Conductor Peter Bassano, introducing the Beethoven Trauergesang, suggested, no doubt correctly, that no one present would have heard the piece played before tonight. It featured at the composer’s funeral in 1827, a momentous event that in scale resembled obsequies for a monarch. The combination of brass and Wendover Choral Society’s voices was unusual and effective, though possibly the choice of funeral music was just a touch out of place amid the rest of the programme which was of a predominantly optimistic nature.

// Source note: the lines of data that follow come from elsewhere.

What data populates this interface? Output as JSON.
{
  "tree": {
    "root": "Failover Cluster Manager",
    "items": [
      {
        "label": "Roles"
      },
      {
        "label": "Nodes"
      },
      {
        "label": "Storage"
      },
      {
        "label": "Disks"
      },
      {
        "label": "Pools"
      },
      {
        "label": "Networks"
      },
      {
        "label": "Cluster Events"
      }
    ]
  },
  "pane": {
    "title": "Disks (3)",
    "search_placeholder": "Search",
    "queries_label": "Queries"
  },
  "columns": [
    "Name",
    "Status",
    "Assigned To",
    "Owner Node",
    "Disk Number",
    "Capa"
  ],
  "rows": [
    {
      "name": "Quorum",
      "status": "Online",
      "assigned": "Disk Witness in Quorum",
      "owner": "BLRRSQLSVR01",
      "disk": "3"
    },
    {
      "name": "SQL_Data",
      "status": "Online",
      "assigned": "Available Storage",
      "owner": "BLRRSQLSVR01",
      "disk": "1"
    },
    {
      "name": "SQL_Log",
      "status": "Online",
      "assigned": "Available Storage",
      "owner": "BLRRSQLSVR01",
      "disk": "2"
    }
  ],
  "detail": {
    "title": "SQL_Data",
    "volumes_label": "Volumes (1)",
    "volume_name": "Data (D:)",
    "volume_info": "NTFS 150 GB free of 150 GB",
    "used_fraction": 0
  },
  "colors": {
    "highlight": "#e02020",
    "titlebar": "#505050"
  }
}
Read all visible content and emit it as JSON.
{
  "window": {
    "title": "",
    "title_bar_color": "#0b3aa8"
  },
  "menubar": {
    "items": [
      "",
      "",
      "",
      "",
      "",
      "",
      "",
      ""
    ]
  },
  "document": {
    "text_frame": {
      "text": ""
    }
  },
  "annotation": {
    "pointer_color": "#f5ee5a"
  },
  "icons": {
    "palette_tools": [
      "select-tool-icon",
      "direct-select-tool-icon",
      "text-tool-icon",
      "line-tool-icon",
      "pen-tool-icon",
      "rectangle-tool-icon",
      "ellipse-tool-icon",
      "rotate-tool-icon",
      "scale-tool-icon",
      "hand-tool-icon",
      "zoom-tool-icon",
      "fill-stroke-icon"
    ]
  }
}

W. A. Mozart’s ‘Linz’ Symphony was written over four days of November 1783 (one source claims in a 24 hour period, which seems well-nigh impossible, even for this composer). I’m fond of the brightness of its keys and the gallantry of its melodies. It seems to confirm the notion that Mozart thought the symphony a cheerful genre, a mite less serious than the keyboard concerto. That said, the chromatic inflections of the introductory Adagio here and in other symphonies add a hint of mystery to what becomes airy later. Mr Bassano set a pleasingly stately rhythm in the Andante, the lower strings combining smartly with the upper section, the latter guided by the pair of throbbing double basses and the former producing elegant triplet decorations. The strings were again very good at the end of the Presto, where they dive to the bottom of their register.
The opening bars of Beethoven’s Fifth have symbolic value as emblematic of the rugged, uncompromising Beethoven of popular imagining, but the ensuing music in the movement always seems to me more notable for its pathos than its drama. Soon the twin horns in unison introduced the second subject with a resonant fanfare, then another and then a third. The conductor did a grand job here and throughout, by driving the sound forward relentlessly while reining in any question of this or that section dominating.
The set of variations forming the second movement released the tension somewhat, before yet another horn blast at the start of the Scherzo heralded the essential battle between hesitation and determination, Mr Bassano judging the choppy tempos perfectly. In the Finale, a blaze of sound, I admired how Chris Britton’s piccolo made itself heard above the rest of the winds and even above the flute, and we ran on headlong to the conclusion that’s replete with Beethoven’s perhaps over-emphatic repetitions. A thoroughly satisfying finish to a novel programme.